You can’t hear it right now, but I can. The pattering of the rain drops outside my window. First time since I have moved to my new place-  a rainy day- warm and welcoming- trying to entice me into stepping onto the fire-escape outside my window and feel the drops on my skin. Few other things can take you to another time-..
Like a time capsule it can take to a cold rainy day in New York.

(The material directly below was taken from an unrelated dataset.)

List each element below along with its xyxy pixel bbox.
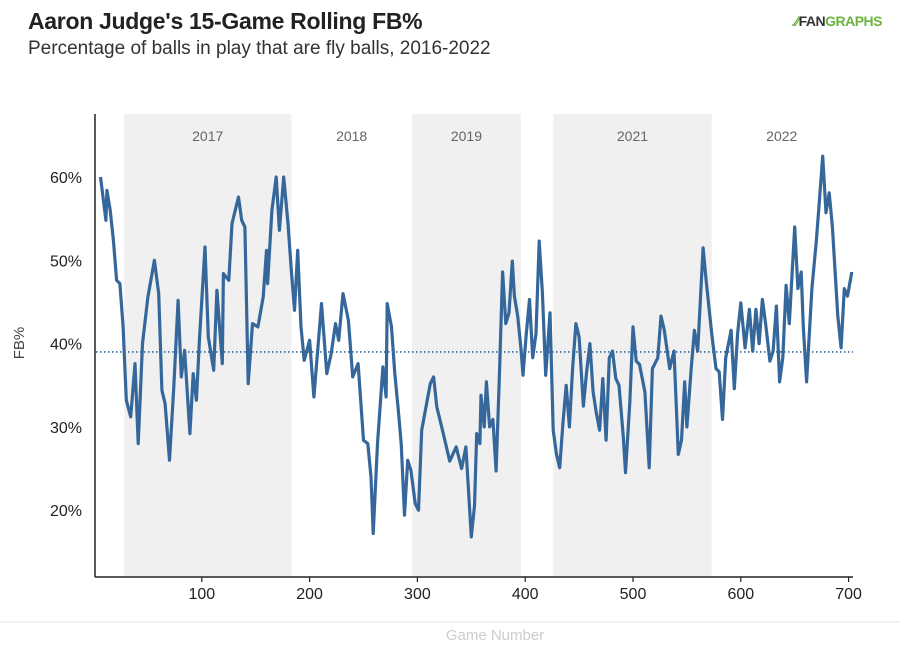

It’s a November day in New York- chilly and dark. As I strap into my boots and warm jacket, I pray that the wind and rain don’t ruin our weekend here. I am a visitor to this city and am hoping that the weather would be more forgiving than in Boston. It is not. But we are here for the weekend- so we’ll make the most of it- we head out into the rain- the gray sky an evil promise of unrelenting rain throughout the day. As we duck in and out of the subway, navigating umbrellas and gloving and ungloving hands, we alter our itinerary to be indoors most of the day and somewhere the grayness is forgotten, the Manhattan wind ( I would have loved to use the word breeze, but it wasn’t as refreshing and loving as a breeze should be) is forgiven as we find random string lit restaurants, forgotten book stores and  Second City comedy shows. I am secretly surprised as we are on the subway heading home that night, slightly drowsy, that a day that I had thought was going to be fractured with annoyance and argument ( trust me weather does that to you) could be sealed with laughter and discovery of friendships.   
or to Mumbai..
it’s a rainy day in Mumbai- I am still at KC College- probably my final year of undergrad, although I can’t be certain when. It’s been rainy all morning, as we rolled up our jeans and ran from the Churchgate train station to the college, a 10 minute walk away. As the day drags on, I get distracted by the rain outside, restless to face it rather than the threat of it. We don’t have practicals that afternoon and most of the class makes a bee line to go to the library to study- you’re right it’s probably our final year. I start persuading my two friends to go to Marine Drive- “Can you imagine what the sea looks like right now?  The wind and rain in our face? We should totally go, let’s study next week, promise!” One of them falls pretty easily and then once the majority is decided, we convince the third. We trapeze into the rain- now jumping into the same puddles we were escaping that morning- ducking through the shops as the water patters down the blue tarps providing them protection. Marine drive in the rain has its own story- few people come then- especially in the middle of a working day, in the middle of a torrential downpour. But there are a few kids and then people like us- watching the waves crash into tetrapods at the wall- there are a few abandoned slippers there and empty wrappers of the peanut cones forgotten as the rain took people by surprise. We dance in gleeful abandon, some street kids join us and we let them- and right there, as fancy cars pass us by and umbrellas give way in the unrelenting wind, we find the most unadulterated joy in the world.

p.s. as I come home and my mom sees me soaked through, slowly realizing that I did this on purpose and not just in transit, she shakes her head at me, calls me mad, hands me a towel and then brings me Amul’s butterscotch icecream.